Benflis encense l’armée… et s’attaque au pouvoir
Les travaux du congrès constitutif de « Talaiou El Houriyet » pour son président, Ali Benflis ont débuté samedi 13 juin à l’hôtel Hilton à Alger sous le slogan « Union, Justice et Progrès ».
Ont pris part au congrès d’anciens chefs de gouvernement, à l’image de Belaïd Abdessalam, Mokdad Sifi, Ahmed Benbitour.
Plusieurs anciens ministres ont tenu à participer au congrès constitutif de « Talaiou El Houriyet », c’est le cas de Ahmed Attaf, ancien ministre des Affaires étrangères; Abdelaziz Rahabi, ancien ministre de la Culture et de l’Information; nombre de représentants des partis de l’opposition constituant la CNLTD ainsi que d’anciens officiers supérieurs de l’armée que Benflis a cités au passage. «Il y a parmi nous aujourd’hui des officiers supérieurs de l’ANP, digne héritière de l’ALN», a déclaré Ali Benflis.

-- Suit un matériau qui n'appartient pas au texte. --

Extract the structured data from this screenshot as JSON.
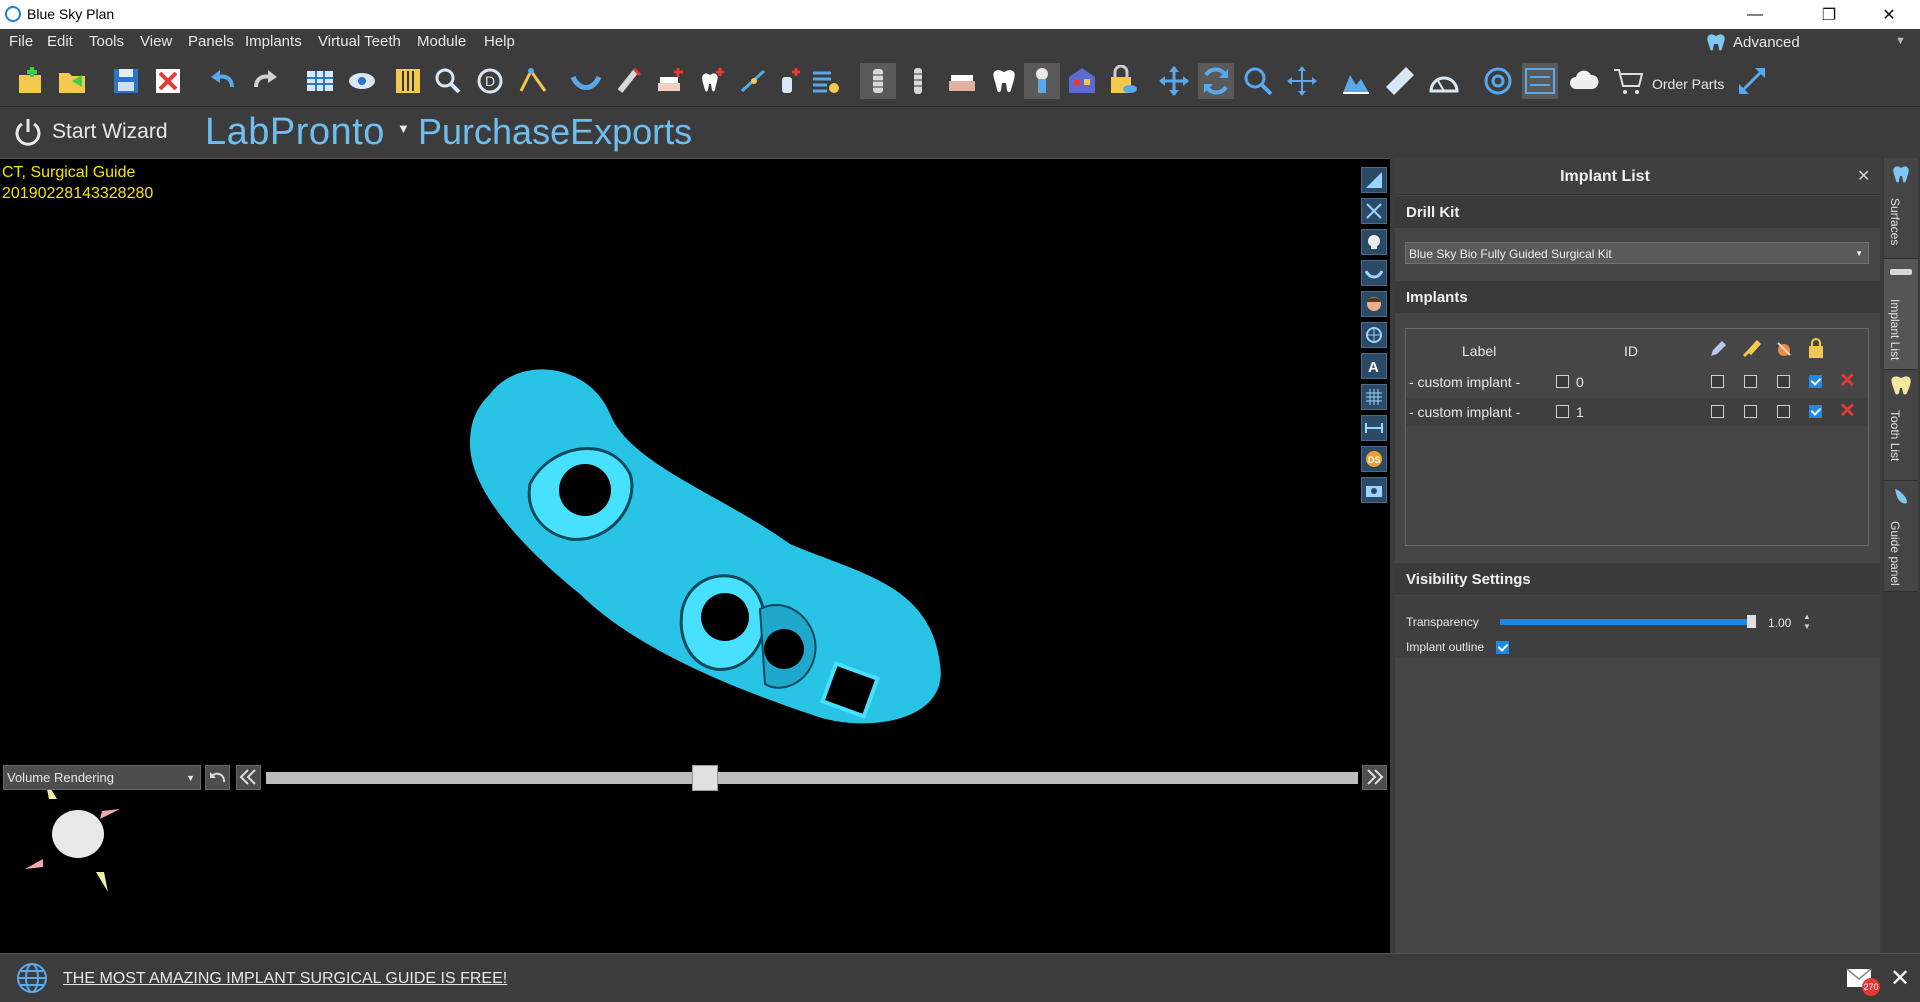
{
  "window": {
    "title": "Blue Sky Plan"
  },
  "menu": [
    "File",
    "Edit",
    "Tools",
    "View",
    "Panels",
    "Implants",
    "Virtual Teeth",
    "Module",
    "Help"
  ],
  "mode": {
    "label": "Advanced"
  },
  "toolbar": {
    "order_parts_label": "Order Parts"
  },
  "toolbar2": {
    "start_wizard_label": "Start Wizard",
    "labpronto_label": "LabPronto",
    "purchase_exports_label": "PurchaseExports"
  },
  "viewport": {
    "info_line1": "CT, Surgical Guide",
    "info_line2": "20190228143328280",
    "render_mode": "Volume Rendering",
    "slice_position": 0.4
  },
  "panel": {
    "title": "Implant List",
    "drill_kit_heading": "Drill Kit",
    "drill_kit_value": "Blue Sky Bio Fully Guided Surgical Kit",
    "implants_heading": "Implants",
    "columns": {
      "label": "Label",
      "id": "ID"
    },
    "rows": [
      {
        "label": "- custom implant -",
        "id": "0",
        "locked": true
      },
      {
        "label": "- custom implant -",
        "id": "1",
        "locked": true
      }
    ],
    "visibility_heading": "Visibility Settings",
    "transparency_label": "Transparency",
    "transparency_value": "1.00",
    "implant_outline_label": "Implant outline",
    "implant_outline_checked": true
  },
  "side_tabs": [
    "Surfaces",
    "Implant List",
    "Tooth List",
    "Guide panel"
  ],
  "status": {
    "link_text": "THE MOST AMAZING IMPLANT SURGICAL GUIDE IS FREE!",
    "mail_count": "270"
  },
  "colors": {
    "accent": "#1e88e5",
    "brand_text": "#6fbef0",
    "viewport_text": "#f4e400",
    "guide_model": "#29c3e6"
  }
}
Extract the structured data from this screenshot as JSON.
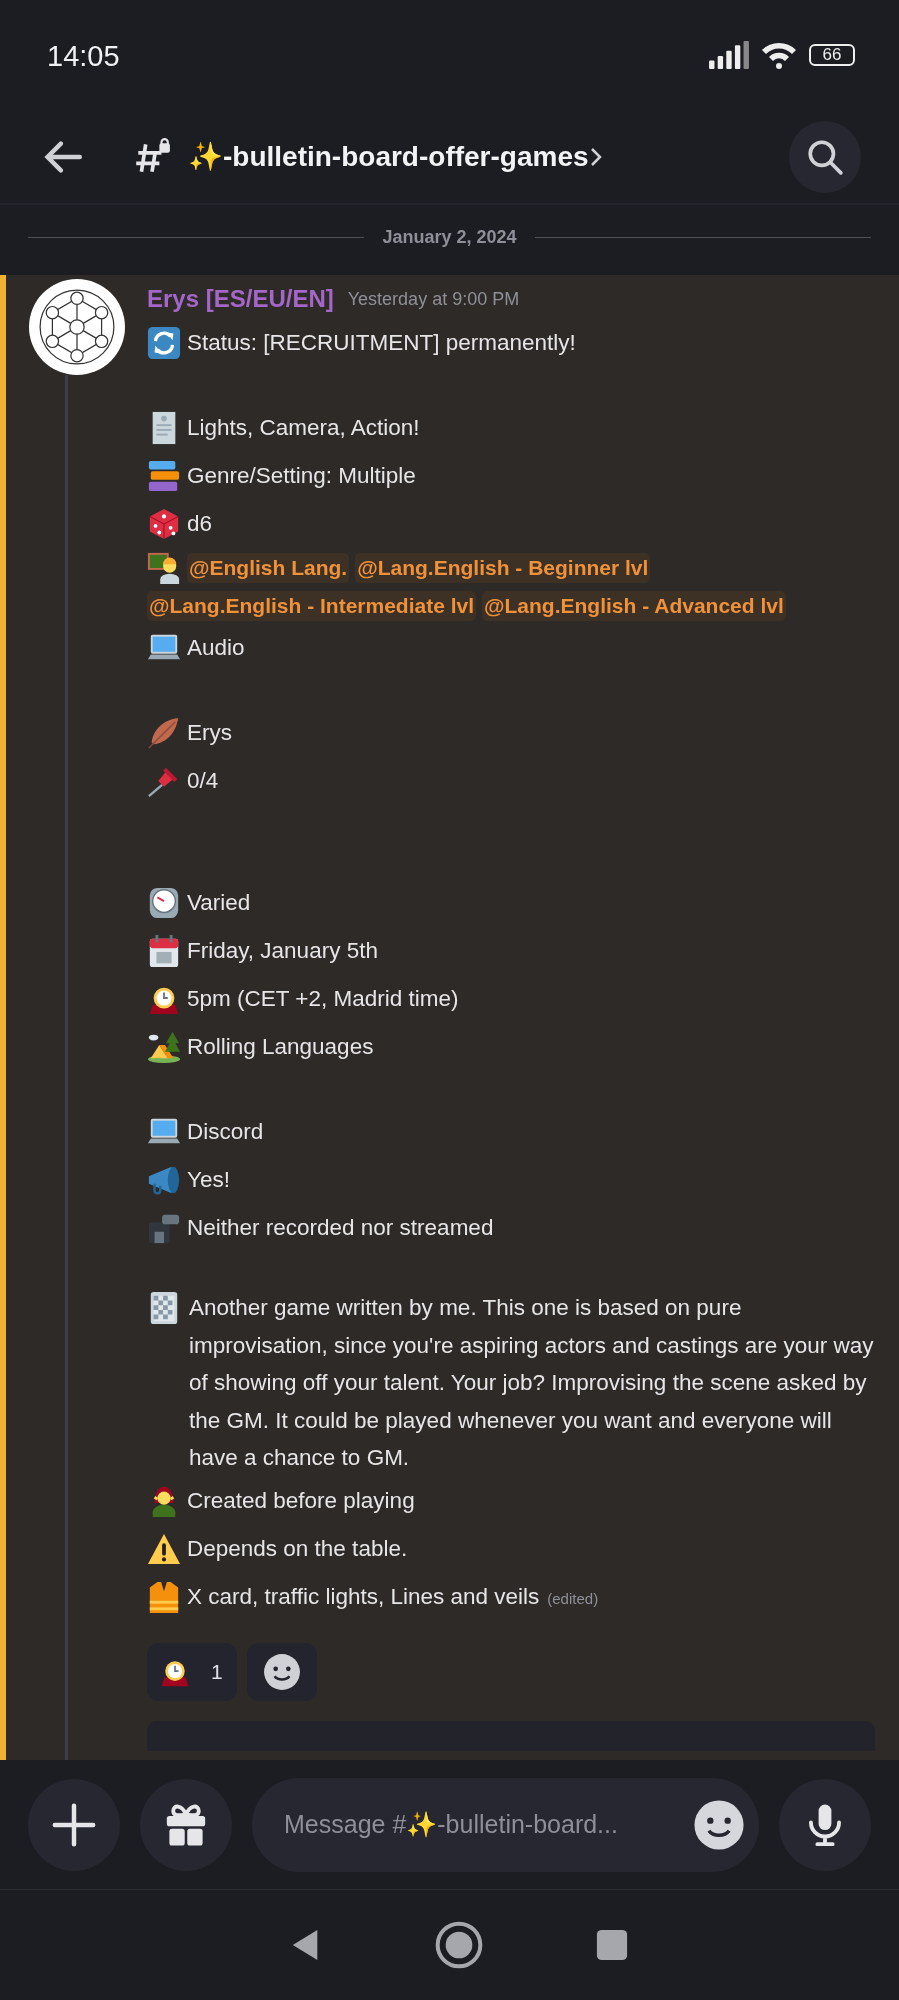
{
  "status_bar": {
    "time": "14:05",
    "battery": "66"
  },
  "header": {
    "channel": "✨-bulletin-board-offer-games"
  },
  "date_divider": "January 2, 2024",
  "message": {
    "author": "Erys [ES/EU/EN]",
    "timestamp": "Yesterday at 9:00 PM",
    "lines": [
      {
        "kind": "emoji",
        "text": "Status: [RECRUITMENT] permanently!"
      },
      {
        "kind": "blank"
      },
      {
        "kind": "emoji",
        "text": "Lights, Camera, Action!"
      },
      {
        "kind": "emoji",
        "text": "Genre/Setting: Multiple"
      },
      {
        "kind": "emoji",
        "text": "d6"
      },
      {
        "kind": "mentions",
        "mentions": [
          "@English Lang.",
          "@Lang.English - Beginner lvl",
          "@Lang.English - Intermediate lvl",
          "@Lang.English - Advanced lvl"
        ]
      },
      {
        "kind": "emoji",
        "text": "Audio"
      },
      {
        "kind": "blank"
      },
      {
        "kind": "emoji",
        "text": "Erys"
      },
      {
        "kind": "emoji",
        "text": "0/4"
      },
      {
        "kind": "blank"
      },
      {
        "kind": "blank"
      },
      {
        "kind": "emoji",
        "text": "Varied"
      },
      {
        "kind": "emoji",
        "text": "Friday, January 5th"
      },
      {
        "kind": "emoji",
        "text": "5pm (CET +2, Madrid time)"
      },
      {
        "kind": "emoji",
        "text": "Rolling Languages"
      },
      {
        "kind": "blank"
      },
      {
        "kind": "emoji",
        "text": "Discord"
      },
      {
        "kind": "emoji",
        "text": "Yes!"
      },
      {
        "kind": "emoji",
        "text": "Neither recorded nor streamed"
      },
      {
        "kind": "blank"
      },
      {
        "kind": "paragraph",
        "text": "Another game written by me. This one is based on pure improvisation, since you're aspiring actors and castings are your way of showing off your talent. Your job? Improvising the scene asked by the GM. It could be played whenever you want and everyone will have a chance to GM."
      },
      {
        "kind": "emoji",
        "text": "Created before playing"
      },
      {
        "kind": "emoji",
        "text": "Depends on the table."
      },
      {
        "kind": "emoji",
        "text": "X card, traffic lights, Lines and veils",
        "edited": "(edited)"
      }
    ],
    "reactions": [
      {
        "count": "1"
      }
    ]
  },
  "composer": {
    "placeholder": "Message #✨-bulletin-board..."
  }
}
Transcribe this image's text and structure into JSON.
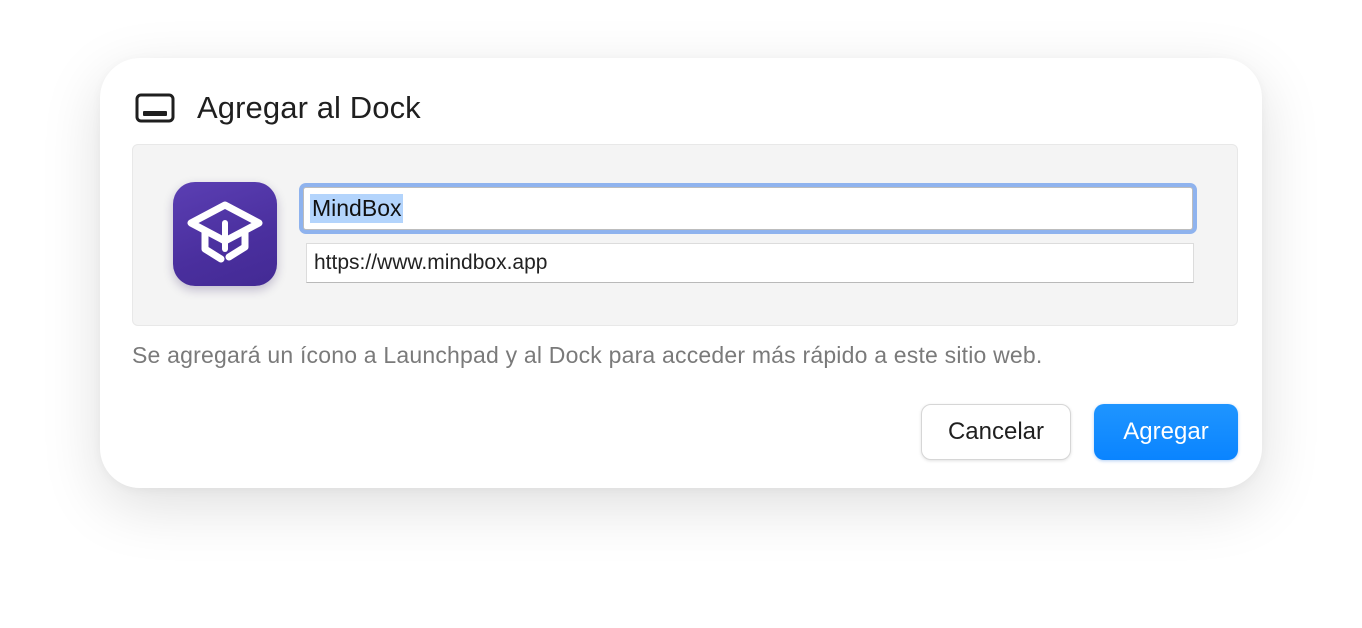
{
  "dialog": {
    "title": "Agregar al Dock",
    "title_icon": "dock-icon",
    "app_icon": "mindbox-app-icon",
    "name_field": {
      "value": "MindBox",
      "selected": true
    },
    "url_field": {
      "value": "https://www.mindbox.app"
    },
    "description": "Se agregará un ícono a Launchpad y al Dock para acceder más rápido a este sitio web.",
    "buttons": {
      "cancel_label": "Cancelar",
      "add_label": "Agregar"
    },
    "colors": {
      "accent": "#0a84ff",
      "app_icon_bg": "#4a2f9e",
      "focus_ring": "#8fb3ee",
      "selection": "#b3d4fc"
    }
  }
}
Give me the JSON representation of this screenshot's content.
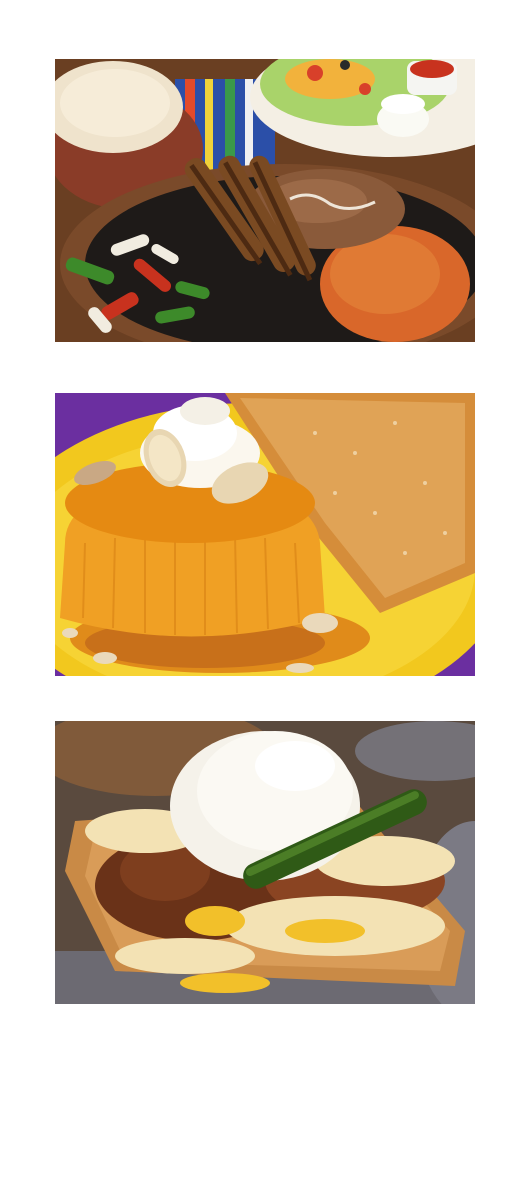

« L’armée a une place particulière dans le cœur des Algériens», a-t-il ajouté.
Lors de son allocution, Benflis a exprimé ses vives critiques à l’endroit du régime en place, les innombrables échecs du pouvoir, comme il a dressé un bilan noir sur la situation du pays, aux plans économique, social, politique…
L’ancien chef du gouvernement a également dit que le régime en place refuse le multipartisme et craint l’opposition estimant que « le pluralisme politique n’est entouré d’égards et encouragé que s’il est fait d’allégeance, de soumission et d’obéissance ».
A ses yeux, tout parti politique ayant une vision qui s’oppose à celle du pouvoir s’exposera aux intimidations et aux sanctions, ajoutant que le pouvoir en place a perdu sa crédibilité en termes de l’action et de la pratique politiques.
Par ailleurs, il a critiqué « le vide au sein des institutions résultant de la vacance du pouvoir », jugeant que « des forces anti-institutionnelles s’emparent des centres de décision en raison de la vacance du pouvoir… ».
« Voici l’image que recèle aujourd’hui le régime politique: gérer la vacance du pouvoir, maintien du statu quo, immobilisme pour que rien ne bouge, œuvrer par tous les moyens en faveur de la pérennité du système et le pire étant la préparation de faire du calque c’est de ne reculer face à rien », ajoute-t-il.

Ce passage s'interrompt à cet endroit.